Unnamed: 0,Restaurant Name
3407,Pizza Hub
8390,Cafe Coffee Day
6390,Allterian By Chanson
6455,Lebanese Point
4148,Pishori Chicken Corner
2371,Dhuaan
7487,Ye Old Bakery - The Claridges
8528,Simla Bakery
855,Eddie's Patisserie
4185,Chawla Dillivala


### Final Recommendation System

### Generate Recommendations

This cell generates restaurant recommendations for a given input restaurant ('Ooma' in this case) using the calculated Jaccard similarity matrix. It filters for similar restaurants with a high similarity score and then selects the top recommendations based on aggregate rating.

In [None]:
# Define input restaurant for recommendations
resto = 'Ooma'

# Get and sort similarity scores for the input restaurant
sim = dfJaccard.loc[resto].sort_values(ascending=False)

# Create DataFrame from similarity scores
sim = pd.DataFrame({'restaurant_name': sim.index, 'simScore': sim.values})
# Filter for similar restaurants (excluding input) and select top 5
sim = sim[(sim['restaurant_name']!= resto) & (sim['simScore']>=0.7)].head(5)

# Create temporary DataFrame with restaurant names and ratings
resto_ratings = restaurant_df[['Restaurant Name', 'Aggregate rating']].rename(columns={'Restaurant Name': 'restaurant_name', 'Aggregate rating': 'aggregate_rating'})


# Merge similar restaurants with ratings
RestoRec = pd.merge(sim, resto_ratings, how='inner', on='restaurant_name')
# Sort recommendations by rating and drop duplicates
FinalRestoRec = RestoRec.sort_values('aggregate_rating', ascending=False).drop_duplicates('restaurant_name', keep='first')

# Display final recommended restaurants
display(FinalRestoRec)

Unnamed: 0,restaurant_name,simScore,aggregate_rating
1,Miyabi 9,1.0,4.8
4,Roka,1.0,4.6
3,Nobu,1.0,4.4
2,Nagai,1.0,4.3
0,Osaka,1.0,4.2


# Furture Work

This notebook successfully implemented a content-based restaurant recommendation system leveraging cuisine similarity and aggregate ratings.

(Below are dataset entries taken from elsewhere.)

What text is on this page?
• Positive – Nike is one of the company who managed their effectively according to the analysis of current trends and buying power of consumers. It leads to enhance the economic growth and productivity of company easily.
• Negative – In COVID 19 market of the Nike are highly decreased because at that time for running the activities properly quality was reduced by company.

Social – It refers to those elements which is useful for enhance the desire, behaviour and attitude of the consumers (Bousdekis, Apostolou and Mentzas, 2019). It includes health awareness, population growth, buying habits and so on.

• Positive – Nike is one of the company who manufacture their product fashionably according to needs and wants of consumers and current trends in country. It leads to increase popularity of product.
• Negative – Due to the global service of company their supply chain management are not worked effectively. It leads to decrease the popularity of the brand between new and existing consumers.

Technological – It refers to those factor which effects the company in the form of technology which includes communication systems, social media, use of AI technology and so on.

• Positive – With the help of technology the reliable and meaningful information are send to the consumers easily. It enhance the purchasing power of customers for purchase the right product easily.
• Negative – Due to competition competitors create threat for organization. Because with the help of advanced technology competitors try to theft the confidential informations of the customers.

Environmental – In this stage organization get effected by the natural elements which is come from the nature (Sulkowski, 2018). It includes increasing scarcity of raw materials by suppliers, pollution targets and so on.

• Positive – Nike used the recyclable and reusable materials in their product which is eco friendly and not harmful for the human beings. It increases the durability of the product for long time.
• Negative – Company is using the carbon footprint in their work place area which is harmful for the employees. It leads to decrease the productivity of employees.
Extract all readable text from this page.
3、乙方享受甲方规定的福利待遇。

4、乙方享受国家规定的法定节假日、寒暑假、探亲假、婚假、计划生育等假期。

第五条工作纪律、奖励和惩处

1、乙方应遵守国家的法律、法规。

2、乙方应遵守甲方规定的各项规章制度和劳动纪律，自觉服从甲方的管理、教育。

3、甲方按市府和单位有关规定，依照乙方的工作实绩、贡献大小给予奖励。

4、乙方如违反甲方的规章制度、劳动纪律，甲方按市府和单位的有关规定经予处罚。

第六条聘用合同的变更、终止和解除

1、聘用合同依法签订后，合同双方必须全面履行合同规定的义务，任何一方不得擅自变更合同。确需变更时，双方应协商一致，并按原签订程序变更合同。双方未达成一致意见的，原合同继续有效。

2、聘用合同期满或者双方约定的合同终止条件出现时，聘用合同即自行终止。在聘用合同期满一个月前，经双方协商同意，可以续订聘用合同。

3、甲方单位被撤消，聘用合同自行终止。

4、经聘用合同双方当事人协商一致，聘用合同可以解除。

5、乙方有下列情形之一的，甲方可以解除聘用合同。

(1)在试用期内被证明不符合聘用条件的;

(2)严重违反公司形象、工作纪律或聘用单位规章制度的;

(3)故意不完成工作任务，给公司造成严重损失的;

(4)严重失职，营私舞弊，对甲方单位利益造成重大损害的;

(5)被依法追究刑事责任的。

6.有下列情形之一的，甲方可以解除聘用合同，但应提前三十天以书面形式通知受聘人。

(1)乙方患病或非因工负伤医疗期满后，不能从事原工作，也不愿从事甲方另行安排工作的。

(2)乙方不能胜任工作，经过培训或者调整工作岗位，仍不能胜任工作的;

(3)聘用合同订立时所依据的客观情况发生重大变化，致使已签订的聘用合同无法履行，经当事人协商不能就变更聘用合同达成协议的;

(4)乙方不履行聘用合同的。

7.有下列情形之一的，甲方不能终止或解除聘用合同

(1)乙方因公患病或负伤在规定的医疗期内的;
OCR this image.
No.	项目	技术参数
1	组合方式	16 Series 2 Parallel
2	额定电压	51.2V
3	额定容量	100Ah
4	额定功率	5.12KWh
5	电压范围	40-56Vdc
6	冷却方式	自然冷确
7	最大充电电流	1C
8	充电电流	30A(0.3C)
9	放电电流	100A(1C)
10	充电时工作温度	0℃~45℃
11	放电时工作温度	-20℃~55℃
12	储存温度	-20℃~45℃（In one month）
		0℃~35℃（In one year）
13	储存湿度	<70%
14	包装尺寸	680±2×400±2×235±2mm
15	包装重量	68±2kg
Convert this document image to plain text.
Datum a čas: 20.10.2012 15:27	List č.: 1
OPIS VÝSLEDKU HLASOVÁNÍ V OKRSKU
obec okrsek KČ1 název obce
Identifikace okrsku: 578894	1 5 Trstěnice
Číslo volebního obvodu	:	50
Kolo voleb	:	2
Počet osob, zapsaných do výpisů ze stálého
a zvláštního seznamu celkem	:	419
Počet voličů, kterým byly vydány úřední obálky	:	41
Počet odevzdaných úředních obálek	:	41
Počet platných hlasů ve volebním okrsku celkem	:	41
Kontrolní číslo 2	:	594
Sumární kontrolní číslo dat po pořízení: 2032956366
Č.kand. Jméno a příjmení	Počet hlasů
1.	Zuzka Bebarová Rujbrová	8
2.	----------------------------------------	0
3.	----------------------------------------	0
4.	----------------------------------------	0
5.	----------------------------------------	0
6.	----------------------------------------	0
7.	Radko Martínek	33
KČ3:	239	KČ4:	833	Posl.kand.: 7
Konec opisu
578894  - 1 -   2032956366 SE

* **Data Preprocessing:** The data was loaded, cleaned (handling missing values and optimizing data types), and prepared for analysis by splitting and exploding the 'Cuisines' column.
* **Similarity Calculation:** The Jaccard similarity index was used to quantify the similarity between restaurants based on their cuisine offerings, resulting in a similarity matrix.
* **Recommendation Generation:** By filtering for restaurants with a high similarity score to a given input restaurant and then sorting by aggregate rating, the system provides a list of top-rated recommendations.


# Conclusion:

* The above Data will show up to top 5 recommended restaurants with the best rating.

* A restaurant recommendation system was successfully implemented that filters restaurants based on preferred cuisines and recommends the top-rated ones.